DNA's instructions remain long after the body dies. In fact, as Dr. Kenneth V. Iserson pointed out in his 1994 book, "Death to Dust: What Happens to Dead Bodies," there is no magic moment at which all life disappears. Legally, death occurs when the brain no longer works. But biologically, death is a slower process.

"Even though a person may be dead, because his heart stops working, some muscle, skin and bone cells may live on for many days," explained Iserson, director of bioethics at the University of Arizona Health Sciences Center. Eventually, lack of oxygen and the buildup of waste products kill off those little outposts of cells.

DNA also starts to degrade from the moment of death, as the bonds holding the molecule together break apart under assault from water, oxygen and microbes.

Some of the best sources of ancient DNA are samples sealed off from the environment, or in natural deep freezes. Movie scenes from "Jurassic Park" of dinosaur DNA extracted from mosquitoes preserved in amber had roots in scientific fact. Amber has a drying effect, and seals DNA away from attack by oxygen and microbes.

Molecular archaeologists have claimed success in extracting samples of DNA from termites and bees encased in amber 30 million years ago, and a weevil that lived 125 million years ago. Other scientists dispute those findings, claiming that modern DNA contaminated the experiments.

Heat is another foe. Freezing can slow the rate of damage to DNA by 10-20 fold. Among the best sources of ancient DNA have been ancient mammoths and humans frozen in ice in permafrost in Siberia and other regions of the world.

Dry places are another. Last year a scientific group led by Hendrik N. Poinar of the University of Munich, announced the development of a technique to isolate DNA from 20,000-year-old dung preserved in dry caves in Arizona and Nevada. The dung came from the ground sloth and about 20 other species of extinct large animals.
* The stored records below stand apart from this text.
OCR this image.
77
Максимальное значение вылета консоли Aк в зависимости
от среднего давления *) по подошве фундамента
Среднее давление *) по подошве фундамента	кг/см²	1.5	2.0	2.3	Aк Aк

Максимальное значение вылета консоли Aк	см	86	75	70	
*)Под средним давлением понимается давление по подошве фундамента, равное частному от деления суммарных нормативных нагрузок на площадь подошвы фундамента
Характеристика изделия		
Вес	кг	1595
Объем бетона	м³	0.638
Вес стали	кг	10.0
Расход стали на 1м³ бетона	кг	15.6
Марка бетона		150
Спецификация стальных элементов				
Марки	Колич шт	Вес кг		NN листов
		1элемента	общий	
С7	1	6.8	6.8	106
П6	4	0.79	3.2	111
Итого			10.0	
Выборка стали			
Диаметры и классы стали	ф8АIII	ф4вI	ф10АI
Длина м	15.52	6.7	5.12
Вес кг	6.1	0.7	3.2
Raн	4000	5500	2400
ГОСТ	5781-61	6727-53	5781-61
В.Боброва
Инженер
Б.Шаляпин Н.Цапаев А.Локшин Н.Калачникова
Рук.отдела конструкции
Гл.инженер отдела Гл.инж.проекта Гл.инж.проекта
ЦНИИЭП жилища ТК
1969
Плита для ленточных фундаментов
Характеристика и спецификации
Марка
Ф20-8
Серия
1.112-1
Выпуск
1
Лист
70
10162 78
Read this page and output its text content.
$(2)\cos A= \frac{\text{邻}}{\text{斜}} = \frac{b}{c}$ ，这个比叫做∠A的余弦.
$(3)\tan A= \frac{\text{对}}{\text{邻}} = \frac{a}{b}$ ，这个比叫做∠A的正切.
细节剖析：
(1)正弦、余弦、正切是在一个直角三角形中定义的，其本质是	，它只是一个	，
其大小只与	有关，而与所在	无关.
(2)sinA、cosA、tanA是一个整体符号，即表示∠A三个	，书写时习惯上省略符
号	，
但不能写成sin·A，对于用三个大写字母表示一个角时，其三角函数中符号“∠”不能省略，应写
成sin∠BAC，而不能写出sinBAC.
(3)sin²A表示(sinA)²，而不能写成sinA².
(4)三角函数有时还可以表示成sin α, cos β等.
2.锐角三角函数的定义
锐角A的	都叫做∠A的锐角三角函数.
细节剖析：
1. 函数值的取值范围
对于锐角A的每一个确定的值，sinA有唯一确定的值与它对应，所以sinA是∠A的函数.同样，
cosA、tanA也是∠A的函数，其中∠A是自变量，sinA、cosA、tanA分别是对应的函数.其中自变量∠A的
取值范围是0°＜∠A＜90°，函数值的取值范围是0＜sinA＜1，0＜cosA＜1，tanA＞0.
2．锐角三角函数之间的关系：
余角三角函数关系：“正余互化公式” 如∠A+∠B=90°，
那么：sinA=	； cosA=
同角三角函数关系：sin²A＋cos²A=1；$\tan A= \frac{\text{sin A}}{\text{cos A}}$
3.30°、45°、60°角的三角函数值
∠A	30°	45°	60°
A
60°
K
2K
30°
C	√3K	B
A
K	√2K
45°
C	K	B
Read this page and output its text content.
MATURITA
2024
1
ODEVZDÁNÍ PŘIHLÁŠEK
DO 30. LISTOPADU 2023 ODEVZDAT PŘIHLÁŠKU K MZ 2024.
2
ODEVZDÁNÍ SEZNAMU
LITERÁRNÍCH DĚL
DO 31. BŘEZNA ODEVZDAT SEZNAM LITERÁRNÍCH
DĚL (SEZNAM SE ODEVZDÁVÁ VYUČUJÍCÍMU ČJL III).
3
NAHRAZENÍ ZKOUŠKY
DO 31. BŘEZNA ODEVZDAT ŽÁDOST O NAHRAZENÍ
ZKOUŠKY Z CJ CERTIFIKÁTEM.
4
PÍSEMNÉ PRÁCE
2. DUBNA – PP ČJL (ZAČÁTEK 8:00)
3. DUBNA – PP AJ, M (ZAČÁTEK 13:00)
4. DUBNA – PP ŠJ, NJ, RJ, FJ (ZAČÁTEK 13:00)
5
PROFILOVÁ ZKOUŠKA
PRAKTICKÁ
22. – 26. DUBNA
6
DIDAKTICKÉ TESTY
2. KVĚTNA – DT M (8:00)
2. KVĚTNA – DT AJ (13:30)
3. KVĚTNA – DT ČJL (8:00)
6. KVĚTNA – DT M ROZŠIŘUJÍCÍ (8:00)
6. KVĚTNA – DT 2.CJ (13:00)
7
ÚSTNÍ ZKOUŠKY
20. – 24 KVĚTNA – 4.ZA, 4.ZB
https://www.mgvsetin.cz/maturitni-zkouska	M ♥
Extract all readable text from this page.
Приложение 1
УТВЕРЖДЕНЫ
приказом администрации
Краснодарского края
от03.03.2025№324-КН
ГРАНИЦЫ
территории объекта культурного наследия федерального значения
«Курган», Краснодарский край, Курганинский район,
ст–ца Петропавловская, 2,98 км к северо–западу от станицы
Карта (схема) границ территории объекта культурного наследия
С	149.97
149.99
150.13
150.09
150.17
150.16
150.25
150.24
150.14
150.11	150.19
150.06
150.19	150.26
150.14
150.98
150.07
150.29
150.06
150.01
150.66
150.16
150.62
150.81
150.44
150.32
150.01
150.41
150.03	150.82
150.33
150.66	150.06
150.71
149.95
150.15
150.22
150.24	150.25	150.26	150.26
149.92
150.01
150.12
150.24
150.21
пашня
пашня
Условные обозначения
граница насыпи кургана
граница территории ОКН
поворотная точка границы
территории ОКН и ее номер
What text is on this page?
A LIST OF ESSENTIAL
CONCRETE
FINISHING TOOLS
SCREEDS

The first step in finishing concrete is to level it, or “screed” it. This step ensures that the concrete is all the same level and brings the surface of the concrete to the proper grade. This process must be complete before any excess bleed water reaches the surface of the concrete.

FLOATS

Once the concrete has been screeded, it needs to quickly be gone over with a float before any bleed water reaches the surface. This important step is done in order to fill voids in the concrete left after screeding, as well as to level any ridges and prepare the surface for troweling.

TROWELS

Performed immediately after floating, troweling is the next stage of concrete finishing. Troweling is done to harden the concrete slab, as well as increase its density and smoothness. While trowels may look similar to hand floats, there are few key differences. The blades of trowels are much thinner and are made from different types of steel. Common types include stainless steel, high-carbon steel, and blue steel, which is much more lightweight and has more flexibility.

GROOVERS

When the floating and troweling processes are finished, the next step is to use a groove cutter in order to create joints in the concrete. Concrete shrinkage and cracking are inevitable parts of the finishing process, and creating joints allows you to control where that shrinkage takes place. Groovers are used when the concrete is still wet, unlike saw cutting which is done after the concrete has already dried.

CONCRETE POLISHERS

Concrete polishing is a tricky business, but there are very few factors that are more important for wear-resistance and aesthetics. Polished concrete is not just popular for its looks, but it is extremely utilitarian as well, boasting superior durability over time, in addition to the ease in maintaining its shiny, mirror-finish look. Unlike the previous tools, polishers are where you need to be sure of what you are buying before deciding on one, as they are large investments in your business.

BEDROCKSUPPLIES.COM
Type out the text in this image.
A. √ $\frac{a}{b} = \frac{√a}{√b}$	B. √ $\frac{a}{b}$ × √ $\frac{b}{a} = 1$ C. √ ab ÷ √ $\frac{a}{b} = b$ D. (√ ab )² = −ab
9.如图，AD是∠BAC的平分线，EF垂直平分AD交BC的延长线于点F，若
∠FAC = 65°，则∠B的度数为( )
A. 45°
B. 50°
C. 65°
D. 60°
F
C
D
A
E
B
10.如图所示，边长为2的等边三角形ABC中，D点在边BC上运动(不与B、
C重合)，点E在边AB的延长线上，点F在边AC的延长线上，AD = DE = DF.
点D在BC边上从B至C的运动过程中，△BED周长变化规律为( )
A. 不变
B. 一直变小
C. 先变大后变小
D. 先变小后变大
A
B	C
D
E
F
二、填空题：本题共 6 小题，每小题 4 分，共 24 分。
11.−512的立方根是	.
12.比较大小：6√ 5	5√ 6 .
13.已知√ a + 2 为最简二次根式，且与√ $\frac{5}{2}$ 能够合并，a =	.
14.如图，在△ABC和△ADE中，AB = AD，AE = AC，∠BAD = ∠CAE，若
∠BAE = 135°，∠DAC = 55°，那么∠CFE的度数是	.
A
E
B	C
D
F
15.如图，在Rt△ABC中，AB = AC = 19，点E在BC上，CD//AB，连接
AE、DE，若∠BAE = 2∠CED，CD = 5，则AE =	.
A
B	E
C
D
Animals shed DNA-containing cells in their feces. Studying the material could pinpoint genetic reasons to explain why the animals became extinct.

"This adds new dimensions to the study of ancient animals," said Robert Wayne, an evolutionary biologist at the University of California at Los Angeles.

How long does DNA remain after death? Depending on conditions such as moisture and temperature, it may remain for millions of years. Scientists have claimed extraction of DNA from a variety of ancient sources, including the remains of a quagga, a zebra-like animal that became extinct 145 years ago; ancient Egyptian mummies; an American mastodon that lived 46,000 years ago; Ice Age hunters frozen about 10,000 years ago, and 40-million-year old bacteria isolated from the gut of bee.

No matter how well preserved an ancient organism may be, scientists think that most DNA deteriorates after 50,000 to 100,000 years.

A laboratory technique called the polymerase chain reaction, or PCR, however, has made it possible to recover even the most minute traces of the genetic code. Years ago, scientists had to find hair, hides, bones, and other big samples to extract enough DNA for analysis.

PCR changed that. It uses an enzyme to amplify DNA -- almost like a photo-copy machine transforms one document into a hundred or a thousand identical copies. If even a few molecules of DNA remain in an ancient sample, PCR can reproduce plenty of material for analysis.

What does ancient DNA reveal when recovered from an exhumed body?

Genetically speaking, humans are 99.9 percent identical. But with 3 billion letters in the genetic code, even that 0.1 percent of variation allows for individuals to have a unique genetic "fingerprint." This can be used in a variety of ways, such as linking a bloodstain at a crime scene to a specific suspect; determining paternity or establishing the identify of people long dead.

Scientists at the Armed Forces Institute of Pathology in Washington used it to identify more than 150 missing servicemen from World War II, Korea and Vietnam.

In 1998, for instance, they identified the Vietnam-era soldier in the Tomb of the Unknowns in Arlington Cemetery. Scientists used PCR to amplify DNA from bone fragments and compared it to DNA samples of relatives of servicemen killed within a 25-mile radius of where the body was found.

They concluded the unknown was 1st Lt. Michael Blassie and his remains were reburied near his hometown in Missouri.